The term "Randomization" is really a misnomer in the world of fiber optics.

As it relates to fiber optics, randomization is actually a purposeful (not random) placement of fiber within a ferrule. The process itself can be automated, or done by hand, and varying degrees (and types) of randomization result from various methods used. Most randomization processes are performed by hand, so experience counts!

Fiber is randomized for two basic reasons. The most common reason is to help "mix" the "hot" and "cold" spots of light energy (from a source) to make the output (or signal) more uniform. (Assuming the fiber itself is distributed uniformly at the output.)


In the illustration above, energy areas of greater and less intensity are transmitted through the fiber bundle. Because the fiber bundle is assembled with most individual fibers undisturbed, the resulting output basically mirrors the input, which is non-uniform.

If the subject you are lighting is close to the output, the non-uniform effect is greater than if the subject is further away, because the light has less chance to mix.
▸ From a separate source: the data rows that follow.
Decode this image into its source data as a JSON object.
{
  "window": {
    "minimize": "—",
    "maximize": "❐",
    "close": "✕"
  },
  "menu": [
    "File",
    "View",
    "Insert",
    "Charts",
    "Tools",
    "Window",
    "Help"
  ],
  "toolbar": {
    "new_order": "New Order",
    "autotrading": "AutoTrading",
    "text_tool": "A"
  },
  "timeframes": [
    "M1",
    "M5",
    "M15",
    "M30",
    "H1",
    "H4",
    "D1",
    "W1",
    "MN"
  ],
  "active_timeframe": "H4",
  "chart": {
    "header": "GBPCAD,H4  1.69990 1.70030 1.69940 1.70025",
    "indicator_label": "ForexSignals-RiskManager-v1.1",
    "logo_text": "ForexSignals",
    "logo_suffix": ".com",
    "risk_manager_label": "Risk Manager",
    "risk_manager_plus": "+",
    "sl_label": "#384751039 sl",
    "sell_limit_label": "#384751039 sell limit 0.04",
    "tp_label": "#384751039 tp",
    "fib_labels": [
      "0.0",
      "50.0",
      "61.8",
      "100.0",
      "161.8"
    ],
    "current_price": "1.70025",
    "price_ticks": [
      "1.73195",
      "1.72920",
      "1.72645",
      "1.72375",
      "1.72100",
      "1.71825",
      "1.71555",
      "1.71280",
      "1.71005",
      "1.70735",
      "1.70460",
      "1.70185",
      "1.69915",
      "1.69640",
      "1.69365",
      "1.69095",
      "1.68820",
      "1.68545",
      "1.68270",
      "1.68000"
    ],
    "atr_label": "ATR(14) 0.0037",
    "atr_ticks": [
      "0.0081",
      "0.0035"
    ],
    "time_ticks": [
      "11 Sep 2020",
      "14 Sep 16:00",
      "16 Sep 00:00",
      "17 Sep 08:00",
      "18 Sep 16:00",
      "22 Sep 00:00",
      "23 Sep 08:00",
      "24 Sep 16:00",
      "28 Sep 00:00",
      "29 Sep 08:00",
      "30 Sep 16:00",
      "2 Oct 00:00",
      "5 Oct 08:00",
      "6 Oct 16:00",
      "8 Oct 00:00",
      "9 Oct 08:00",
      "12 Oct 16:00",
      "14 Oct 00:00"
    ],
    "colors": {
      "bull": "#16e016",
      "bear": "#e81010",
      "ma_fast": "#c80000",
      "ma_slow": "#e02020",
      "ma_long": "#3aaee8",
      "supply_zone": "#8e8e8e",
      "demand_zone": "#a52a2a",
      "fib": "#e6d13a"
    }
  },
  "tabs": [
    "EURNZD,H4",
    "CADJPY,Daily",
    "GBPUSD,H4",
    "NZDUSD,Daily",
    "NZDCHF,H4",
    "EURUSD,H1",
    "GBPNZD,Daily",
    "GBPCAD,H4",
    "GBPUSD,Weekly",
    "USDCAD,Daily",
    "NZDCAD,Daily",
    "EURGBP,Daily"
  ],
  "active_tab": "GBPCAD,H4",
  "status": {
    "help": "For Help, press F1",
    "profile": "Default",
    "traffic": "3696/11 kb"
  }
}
The non-uniform effect is greatest if a focusing lens is used.


When the fiber is purposefully mixed (or in fiber optics terms, randomized), the relative position of each fiber's termination changes from its position at the input. Therefore, the light each fiber accepts at the input exits from a different location at the output. The resulting change in position helps mix areas of less and greater intensity, producing a uniform spot of light, even if a lens is used to focus the output.

The degree of uniformity is affected by the quality or type of randomization. Very good randomization looks like "Salt and Pepper" when viewing the input (See photo top left).

The second purpose of randomization relates to construction of multibranch components. For these configurations (bifurcated, trifurcated, quadfurcated, etc.) randomization techniques are used at the common end to ensure energy is evenly distributed over all the branches.

Generally speaking, randomization is recommended when sending energy to a sensor (CCD, Photonic, or other) to maximize signal consistency. For machine vision, randomization takes on added importance, as most recognition software evaluates changes in contrast to perform properly. Uniform light reduces the chance of generating misleading results.


Randomization is not necessary for most applications involving human interaction. The brain cannot discern the different intensity values when so much energy is present. (Everything looks very bright.)

As the distance from the output increases, light has better mixing ability. More intense areas mix with less intense areas over the affected area of influence. Therefore, randomization may not be required if the component is lighting an area far from the output end.

In light line (spot-to-line) construction, if the line is comprised of more than one row of fiber, and made by layering fiber ribbons, randomization is built in, so the added step (and cost) of randomizing the bundle is not necessary.

In 2D ringlight applications (or very shallow depth of field conditions), the output is focused to a spot at an optimal working distance, "mixing " the output at the focal point. Typically, randomization is not required.


Randomization cannot compensate for differences in intensity from lamp to lamp. Randomization can only help make the output uniform.

Furthermore, if the source is extremely non uniform, randomizing the fiber will improve the output, but may not eliminate non-uniformity. If the lamp or source creates a very small concentrated spot of energy, with rapid intensity fall off from the center, and that energy is projected on to a relatively large area of fibers, a small number of fibers will transmit the bulk of the energy. Should a concentration of these few fibers fall in the same region of the output, a non-uniform result may still occur, in spite of any effort to randomize. This is especially true when transmitting energy generated from large arc discharge lamps, where a plasma effect moves the bright spot around.


Randomization requires two criteria: a minimum length of fiber to perform the process, and added space inside the sheathing to contain the resulting increase in diameter.

Sheathing ID may increase.
In the illustration above, you can see that randomizing fiber looks like braiding hair. As a matter of fact, the actual process looks very similar, with similar results. Cross-sectional diameter of the bundle increases because the fibers are crisscrossed rather than lying parallel. Therefore, a fiber bundle fitting nicely into a .125" (3mm) ID sheath may require a .145 ID sheath if it's to be randomized. Additionally, an increase in cross section diameter increases the bend radius. Even if the fiber has plenty of room inside the sheathing, randomizing will make the bundle stiff along the section where randomization is done. Most manufacturers try to randomize within the mechanical housing (if there is one), avoiding the need to change sheathing ID and keeping the bundle flexible.

Minimum length is required.
Because the randomization process crisscrosses fibers, the technician must exert care to realign the fibers in the input (or output) ferrule. If the fibers are bonded and polished while still crisscrossed, a skew condition will result. To be safe, try to specify the common end with 8" (400mm) length from input ferrule to the opposite end or junction point (for furcated assemblies).

The degree of uniformity is affected by the quality or type of 
randomization. Very good randomization looks like 
"Salt and Pepper" when viewing the input.